Like a Gorilla in a F*cking Zoo!
Like a Gorilla in a f*cking zoo,
I am gawked at,
Expected to perform tricks for treats… or their amusement.
I married Maroof suddenly on the 28th of January 2024. It was unplanned, that’s why I used the word suddenly. Or maybe that word doesn’t quite fit this narrative? Anyway, it was a rushed affair. We didn’t even know we’d end up married that cold, dry Saturday morning. What was supposed to be a simple introduction turned into a Nikkah after a series of mutterings and deliberations between the two families.
“Since he will kuku be traveling to America soon, let them get married now,” his uncle, Alhaji Taofeeq, suggested.
I wished I had put more efforts into my outfit.

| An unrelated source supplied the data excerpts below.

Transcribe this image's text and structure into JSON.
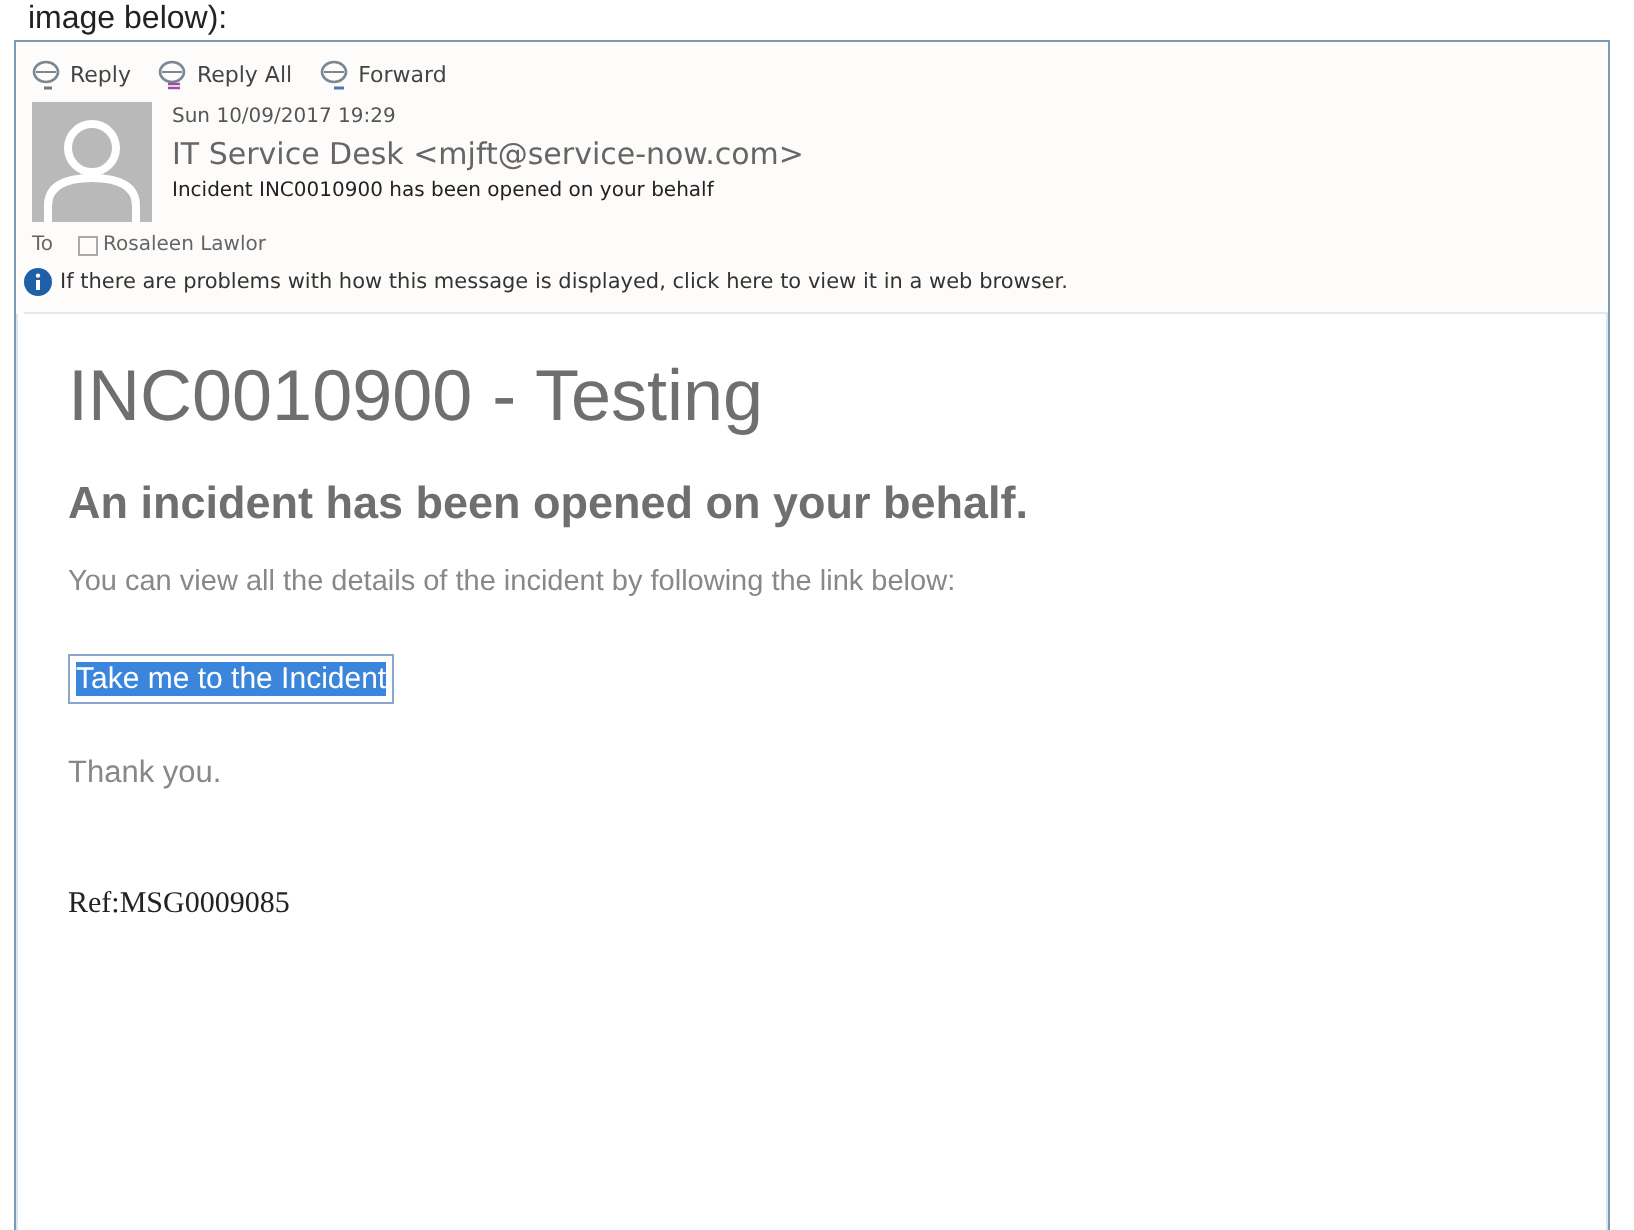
{
  "page_text": "image below):",
  "toolbar": [
    {
      "label": "Reply",
      "kind": "reply"
    },
    {
      "label": "Reply All",
      "kind": "replyall"
    },
    {
      "label": "Forward",
      "kind": "forward"
    }
  ],
  "message": {
    "date": "Sun 10/09/2017 19:29",
    "sender": "IT Service Desk <mjft@service-now.com>",
    "subject": "Incident INC0010900 has been opened on your behalf",
    "to_label": "To",
    "recipients": [
      "Rosaleen Lawlor"
    ],
    "info": "If there are problems with how this message is displayed, click here to view it in a web browser."
  },
  "body": {
    "title": "INC0010900 - Testing",
    "heading": "An incident has been opened on your behalf.",
    "intro": "You can view all the details of the incident by following the link below:",
    "link": {
      "label": "Take me to the Incident",
      "selected": true
    },
    "thanks": "Thank you.",
    "ref": "Ref:MSG0009085"
  }
}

I should have worn a lace fabric. I never envisioned myself wearing a flowery boubou for my wedding. I hesitated. But my sister leaned in and whispered, “Shebi, you will marry eventually? What else are you waiting for?”
The sadaki was paid, and everything was completed before Asr. I almost felt a slight pang of guilt for feeling so light, so free, rather than breaking down in tears as everyone had predicted when it was time to say goodbye to my mother.
But to hell with the tears.
My mother can keep breaking her back at odd hours trying to please a man who wouldn’t do half of it for her. She can keep waking at 4 a.m., running bath water, cooking, sweeping, picking things up, while my father wakes up for Fajr, finishes leading solat, and goes right back to bed.
Damn the tears revolving around my father and his consistent incompetence as a husband that rendered my mother a glass-wearing, worn-out woman at 55. Why should I cry for leaving a house where it was repeatedly drummed into my ears that the best thing that could ever happen to me was marriage, a home of my own, and a lifetime of slaving away for my darling husband?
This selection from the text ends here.